Robert Townsend was CEO of Avis Rent-a-Car and wrote the biggest selling management book of the 1970s, Up the Organisation. His book was an irreverent look at management practices in the USA at the time. But behind his humour was a sharp business brain honed by years of experience.

TOWNSEND’S RULES OF DECISION MAKING

Rule 1: Decisions should be taken at the lowest level possible in the organisation.

Rule 2: There are only two types of decisions: Those that can be made quickly because they are cheap and easy to correct and those that should only be taken after due consideration because they are expensive and difficult to correct.

Rule 3: All decisions are made on the basis of incomplete data, so either learn to live with this fact or get out of the game.

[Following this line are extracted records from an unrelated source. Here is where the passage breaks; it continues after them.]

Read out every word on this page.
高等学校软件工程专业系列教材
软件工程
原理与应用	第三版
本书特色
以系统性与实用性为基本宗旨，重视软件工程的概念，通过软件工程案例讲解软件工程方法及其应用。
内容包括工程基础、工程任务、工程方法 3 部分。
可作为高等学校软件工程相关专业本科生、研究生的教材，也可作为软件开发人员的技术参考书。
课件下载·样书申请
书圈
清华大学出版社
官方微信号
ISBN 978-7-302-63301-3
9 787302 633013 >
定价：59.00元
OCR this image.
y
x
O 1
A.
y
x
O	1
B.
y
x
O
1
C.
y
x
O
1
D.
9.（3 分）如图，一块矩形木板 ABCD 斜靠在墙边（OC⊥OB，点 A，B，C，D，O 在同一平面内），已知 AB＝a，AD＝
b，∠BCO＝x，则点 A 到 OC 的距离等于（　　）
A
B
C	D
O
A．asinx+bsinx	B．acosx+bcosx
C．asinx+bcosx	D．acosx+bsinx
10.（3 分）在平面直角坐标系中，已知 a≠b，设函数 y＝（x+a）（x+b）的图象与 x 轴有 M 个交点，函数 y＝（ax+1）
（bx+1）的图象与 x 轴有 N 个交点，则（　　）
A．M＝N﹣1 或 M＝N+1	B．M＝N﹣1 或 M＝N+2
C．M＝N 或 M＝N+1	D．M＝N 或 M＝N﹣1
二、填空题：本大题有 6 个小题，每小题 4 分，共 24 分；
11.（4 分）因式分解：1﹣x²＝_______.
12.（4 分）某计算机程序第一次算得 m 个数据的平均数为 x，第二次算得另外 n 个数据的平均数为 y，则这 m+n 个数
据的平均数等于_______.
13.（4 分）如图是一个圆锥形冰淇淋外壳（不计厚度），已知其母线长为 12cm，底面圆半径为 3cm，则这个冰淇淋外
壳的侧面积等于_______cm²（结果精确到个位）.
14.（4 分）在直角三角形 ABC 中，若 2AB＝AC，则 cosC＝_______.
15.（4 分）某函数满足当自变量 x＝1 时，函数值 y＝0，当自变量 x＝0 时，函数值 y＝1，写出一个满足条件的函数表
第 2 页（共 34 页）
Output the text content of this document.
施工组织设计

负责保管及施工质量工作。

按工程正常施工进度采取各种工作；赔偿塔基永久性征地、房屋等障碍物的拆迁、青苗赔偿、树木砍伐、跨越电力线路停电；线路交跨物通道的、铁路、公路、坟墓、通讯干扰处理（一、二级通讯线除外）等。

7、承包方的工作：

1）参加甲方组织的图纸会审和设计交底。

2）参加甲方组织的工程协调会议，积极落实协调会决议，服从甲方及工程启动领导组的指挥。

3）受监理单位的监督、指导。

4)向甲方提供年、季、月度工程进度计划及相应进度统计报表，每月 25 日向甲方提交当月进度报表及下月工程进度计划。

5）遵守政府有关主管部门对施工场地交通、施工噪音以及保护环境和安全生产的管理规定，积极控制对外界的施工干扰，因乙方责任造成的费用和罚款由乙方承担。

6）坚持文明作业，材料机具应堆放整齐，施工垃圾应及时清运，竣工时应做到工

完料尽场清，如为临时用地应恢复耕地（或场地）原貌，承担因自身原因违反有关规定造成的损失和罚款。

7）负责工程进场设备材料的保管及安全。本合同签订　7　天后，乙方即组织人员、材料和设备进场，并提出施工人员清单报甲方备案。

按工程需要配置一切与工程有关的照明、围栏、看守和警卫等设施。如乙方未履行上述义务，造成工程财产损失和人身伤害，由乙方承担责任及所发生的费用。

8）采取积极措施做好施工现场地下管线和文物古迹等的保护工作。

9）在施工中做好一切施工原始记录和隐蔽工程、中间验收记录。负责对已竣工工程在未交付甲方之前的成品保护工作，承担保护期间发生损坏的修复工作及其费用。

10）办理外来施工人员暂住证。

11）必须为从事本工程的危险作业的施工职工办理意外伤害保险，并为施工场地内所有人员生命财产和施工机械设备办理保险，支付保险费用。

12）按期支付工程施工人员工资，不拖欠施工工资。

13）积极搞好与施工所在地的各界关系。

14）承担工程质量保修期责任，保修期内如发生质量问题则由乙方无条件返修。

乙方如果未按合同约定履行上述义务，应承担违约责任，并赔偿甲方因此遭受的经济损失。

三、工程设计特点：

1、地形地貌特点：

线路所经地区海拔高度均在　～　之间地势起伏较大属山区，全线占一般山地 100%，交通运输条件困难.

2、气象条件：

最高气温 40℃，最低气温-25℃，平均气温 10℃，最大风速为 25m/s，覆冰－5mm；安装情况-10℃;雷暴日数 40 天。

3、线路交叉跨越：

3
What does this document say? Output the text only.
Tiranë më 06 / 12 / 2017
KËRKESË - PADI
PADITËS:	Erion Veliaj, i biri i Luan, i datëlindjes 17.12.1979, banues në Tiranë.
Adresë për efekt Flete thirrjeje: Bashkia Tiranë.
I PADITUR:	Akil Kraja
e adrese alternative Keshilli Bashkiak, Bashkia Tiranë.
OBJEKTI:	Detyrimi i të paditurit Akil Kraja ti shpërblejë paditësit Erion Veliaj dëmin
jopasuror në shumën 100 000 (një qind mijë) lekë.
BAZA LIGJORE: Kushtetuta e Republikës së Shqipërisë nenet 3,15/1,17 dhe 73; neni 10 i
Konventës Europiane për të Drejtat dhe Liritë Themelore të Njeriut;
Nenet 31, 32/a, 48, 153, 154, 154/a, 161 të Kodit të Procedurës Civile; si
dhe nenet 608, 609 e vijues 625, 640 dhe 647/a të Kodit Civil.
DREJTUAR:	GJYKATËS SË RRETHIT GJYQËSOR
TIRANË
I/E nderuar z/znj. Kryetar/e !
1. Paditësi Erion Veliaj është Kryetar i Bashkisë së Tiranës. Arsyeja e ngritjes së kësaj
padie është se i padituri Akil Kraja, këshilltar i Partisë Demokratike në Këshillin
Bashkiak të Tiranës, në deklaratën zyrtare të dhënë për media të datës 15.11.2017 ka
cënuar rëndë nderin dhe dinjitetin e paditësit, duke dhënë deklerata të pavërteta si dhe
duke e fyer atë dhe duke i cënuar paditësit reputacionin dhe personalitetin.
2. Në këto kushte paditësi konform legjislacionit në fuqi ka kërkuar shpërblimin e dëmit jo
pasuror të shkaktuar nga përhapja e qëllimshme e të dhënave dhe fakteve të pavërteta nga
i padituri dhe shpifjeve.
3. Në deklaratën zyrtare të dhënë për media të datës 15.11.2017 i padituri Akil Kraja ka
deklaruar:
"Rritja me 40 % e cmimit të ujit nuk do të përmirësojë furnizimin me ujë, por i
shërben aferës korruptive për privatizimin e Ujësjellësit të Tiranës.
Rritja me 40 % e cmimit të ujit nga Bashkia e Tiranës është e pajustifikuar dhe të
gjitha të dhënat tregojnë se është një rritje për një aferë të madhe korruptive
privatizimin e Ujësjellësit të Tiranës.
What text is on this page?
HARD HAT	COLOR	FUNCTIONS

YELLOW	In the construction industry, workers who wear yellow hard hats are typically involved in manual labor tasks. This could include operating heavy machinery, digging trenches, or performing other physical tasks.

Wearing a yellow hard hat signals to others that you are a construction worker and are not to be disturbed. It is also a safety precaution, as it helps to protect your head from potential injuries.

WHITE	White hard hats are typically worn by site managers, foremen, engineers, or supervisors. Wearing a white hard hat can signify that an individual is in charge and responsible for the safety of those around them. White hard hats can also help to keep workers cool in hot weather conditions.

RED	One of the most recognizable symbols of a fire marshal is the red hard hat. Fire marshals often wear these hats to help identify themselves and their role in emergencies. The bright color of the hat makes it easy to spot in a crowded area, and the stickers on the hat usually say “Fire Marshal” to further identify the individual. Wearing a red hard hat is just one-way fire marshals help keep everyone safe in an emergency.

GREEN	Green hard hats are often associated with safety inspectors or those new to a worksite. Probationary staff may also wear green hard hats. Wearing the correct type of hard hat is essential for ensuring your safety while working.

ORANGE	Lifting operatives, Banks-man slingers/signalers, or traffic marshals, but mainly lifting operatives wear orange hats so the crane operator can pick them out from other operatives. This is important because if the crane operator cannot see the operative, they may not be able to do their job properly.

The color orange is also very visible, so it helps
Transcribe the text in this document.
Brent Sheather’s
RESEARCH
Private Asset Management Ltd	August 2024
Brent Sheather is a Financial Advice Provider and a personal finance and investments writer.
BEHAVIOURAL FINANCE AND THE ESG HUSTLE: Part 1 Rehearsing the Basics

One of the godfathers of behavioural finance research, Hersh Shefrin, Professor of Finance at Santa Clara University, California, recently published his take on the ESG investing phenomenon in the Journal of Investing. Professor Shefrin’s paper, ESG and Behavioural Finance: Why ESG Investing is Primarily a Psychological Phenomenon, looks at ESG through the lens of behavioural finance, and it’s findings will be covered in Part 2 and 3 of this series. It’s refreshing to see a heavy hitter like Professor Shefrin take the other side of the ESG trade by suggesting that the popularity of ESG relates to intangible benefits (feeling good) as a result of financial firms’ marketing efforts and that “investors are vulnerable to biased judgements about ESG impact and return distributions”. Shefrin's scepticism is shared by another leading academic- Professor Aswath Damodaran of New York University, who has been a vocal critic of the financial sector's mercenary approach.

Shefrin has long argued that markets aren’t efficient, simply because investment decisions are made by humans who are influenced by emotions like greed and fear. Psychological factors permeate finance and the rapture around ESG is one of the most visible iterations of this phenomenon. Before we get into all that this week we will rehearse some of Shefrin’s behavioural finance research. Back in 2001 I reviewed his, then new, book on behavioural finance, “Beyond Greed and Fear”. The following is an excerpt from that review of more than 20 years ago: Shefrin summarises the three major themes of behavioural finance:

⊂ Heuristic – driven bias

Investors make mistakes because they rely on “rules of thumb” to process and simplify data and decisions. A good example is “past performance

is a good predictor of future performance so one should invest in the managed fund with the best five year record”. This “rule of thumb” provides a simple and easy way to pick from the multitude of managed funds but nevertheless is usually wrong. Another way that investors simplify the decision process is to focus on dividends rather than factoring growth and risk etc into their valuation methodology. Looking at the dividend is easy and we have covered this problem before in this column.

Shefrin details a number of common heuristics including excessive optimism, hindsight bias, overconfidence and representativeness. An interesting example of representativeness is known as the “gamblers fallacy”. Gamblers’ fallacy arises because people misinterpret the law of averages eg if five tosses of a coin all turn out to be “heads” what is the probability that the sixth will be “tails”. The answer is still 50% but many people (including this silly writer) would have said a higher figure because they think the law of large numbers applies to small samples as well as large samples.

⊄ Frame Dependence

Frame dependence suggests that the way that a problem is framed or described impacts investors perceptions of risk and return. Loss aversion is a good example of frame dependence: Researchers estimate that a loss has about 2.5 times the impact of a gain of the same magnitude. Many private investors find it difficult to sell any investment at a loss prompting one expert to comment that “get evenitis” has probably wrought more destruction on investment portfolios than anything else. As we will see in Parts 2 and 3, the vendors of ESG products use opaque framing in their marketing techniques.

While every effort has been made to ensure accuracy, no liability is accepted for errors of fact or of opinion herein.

Rule 4: A good manager gets 1/3 of their decisions right, 1/3 wrong and the other 1/3 would have turned out just as they did whatever decision was made.

HOW TO USE IT

  • Don’t pass decisions up the line that you have the authority to
    make – it will make you look indecisive.
  • Delegate decisions that are below your pay grade to staff and monitor that they are dealt with.
  • Have the confidence to take decisions that are cheap and easy to correct quickly and with minimal information. Or better still delegate them (see Theory 72)
  • Delay taking decisions that are expensive and difficult to correct until you have adequate, but not complete, data. Use both quantitative (hard) and qualitative (soft) data and your own tacit knowledge (see Theory 73). What constitutes adequate data will depend on the nature of the decision/project and your own risk profile.
  • Never take into account what has already been spent when making a decision. Such money has gone for good. Look only at future cash flows. If you have already spent £4m on a project and need to spend a further £1m to complete it, only compare that additional £1m with future cash flows not £5m (£4m + £1m). If future revenues are predicted to exceed £1m you might decide to proceed, but if they are below £1m you fold. Never think ‘God we’ve got to get something in return for the £4m already spent’. That’s the equivalent of a gambler chasing their losses.
  • While you can never have complete data when making a decision, you should subject the data you do have to critical evaluation. Ask if the data has been affected by incorrect assumptions, wishful thinking, errors in calculation, over-optimistic projections of customer numbers and cashflows or an underestimation of risk.
  • Always carry out a post-decision review (see Theory 61). If you don’t you’re missing a great opportunity to identify errors, weaknesses and strengths in your decision-making process, information which will help you make better decisions in the future.

QUESTIONS TO ASK YOURSELF

  • How often do I ‘pass decisions up the line’?
  • Am I happy to make quick decisions on little information when they are cheap and easy to reverse?